Review: Ringing in the New with the St. Louis Symphony Orchestra
- Written by Chuck Lavazzi
The second half of the concert opened with Mr. Kernis’s “Musica celestis,” a work of transcendent beauty. Originally the slow movement of the composer’s 1990 String Quartet No. 1, the movement soon gained an independent life of its own. The title translates as “heavenly music” and to my ears it fully lives up to that title, building from a quiet opening to an ecstatic peak before fading out in the highest reaches of the strings, as though ascending to heaven.

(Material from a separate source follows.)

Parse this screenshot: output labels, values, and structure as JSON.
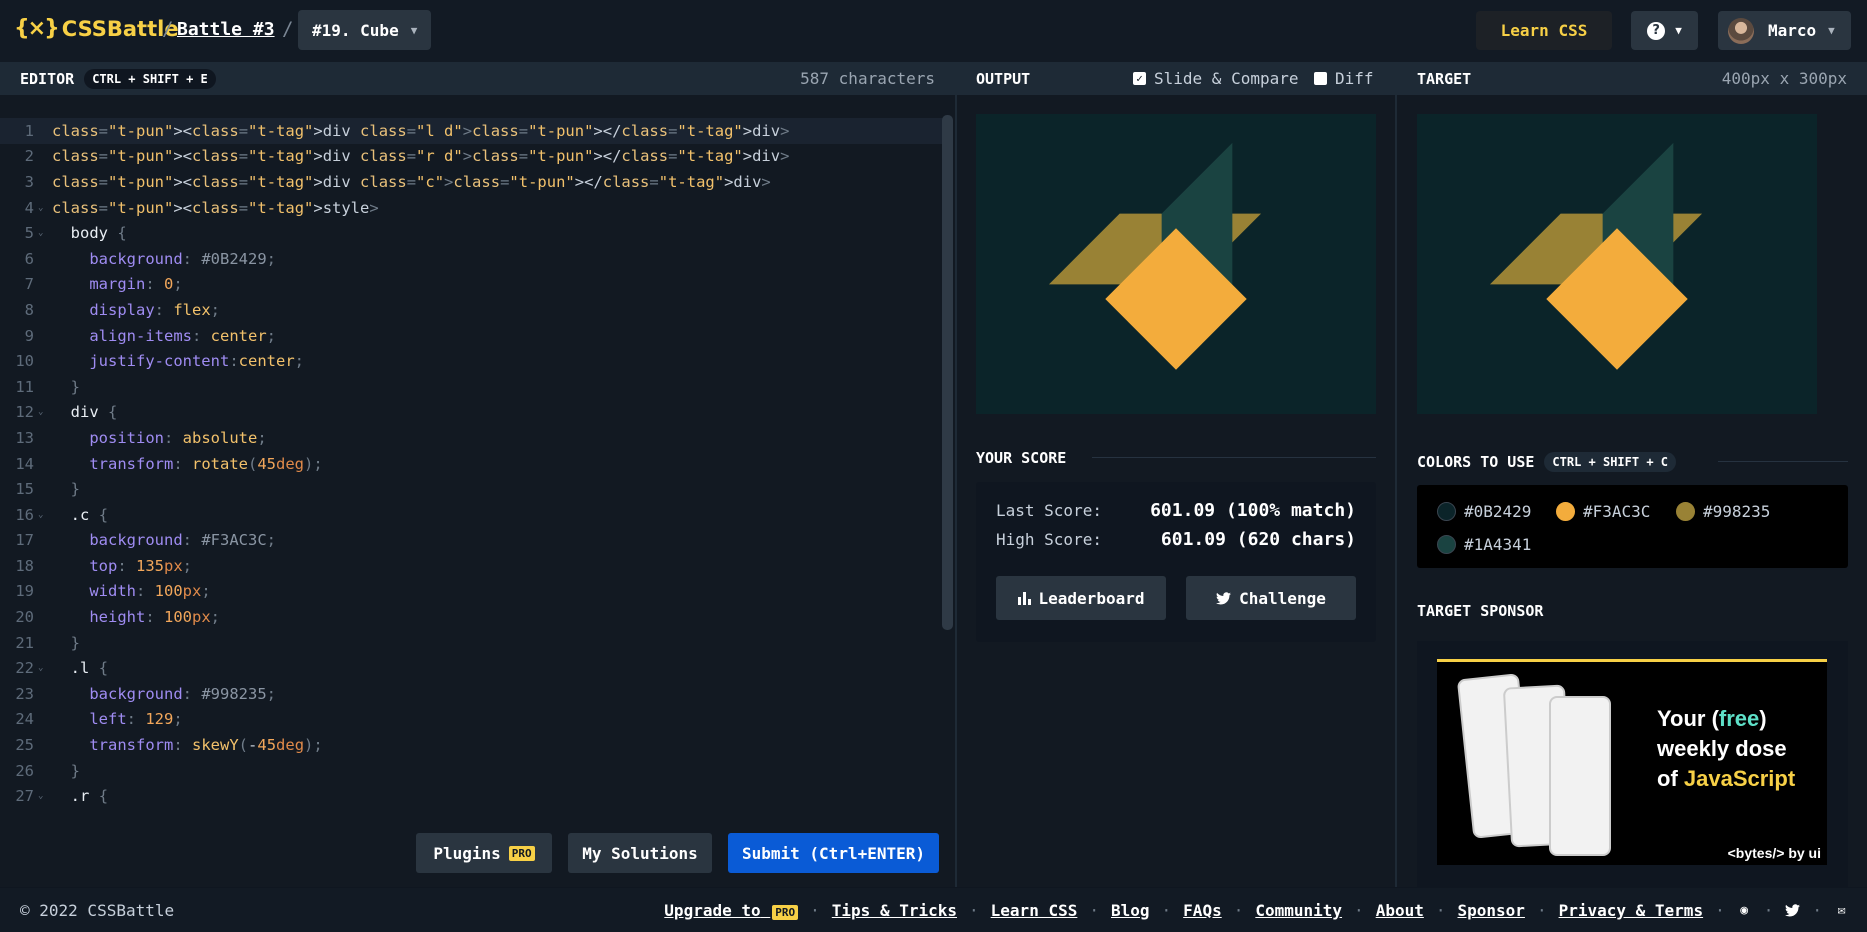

“Musica celestis,” as befits its origins, is scored for string orchestra, and the SLSO strings acquitted themselves brilliantly here. The quiet final moments for the work were especially powerful and the overall sound of the section was full-bodied and rich. You could also hear the string quartet origins in the solo passages played so beautifully by Concertmaster David Halen, Associate Concertmaster Heidi Harris, Principal Viola Beth Guterman Chu, and Principal Cello Daniel Lee.Mr. Kernis achieves this with a striking economy of means. The work is, as the composer himself has noted, essentially a passacaglia, in which a simple descending figure first heard in the opening bars becomes the basis for a series of variations, finally leading to the ethereal coda. Mr. Kernis acknowledges the work of 12th century composer, author and mystic Hildegard von Bingen as an influence here.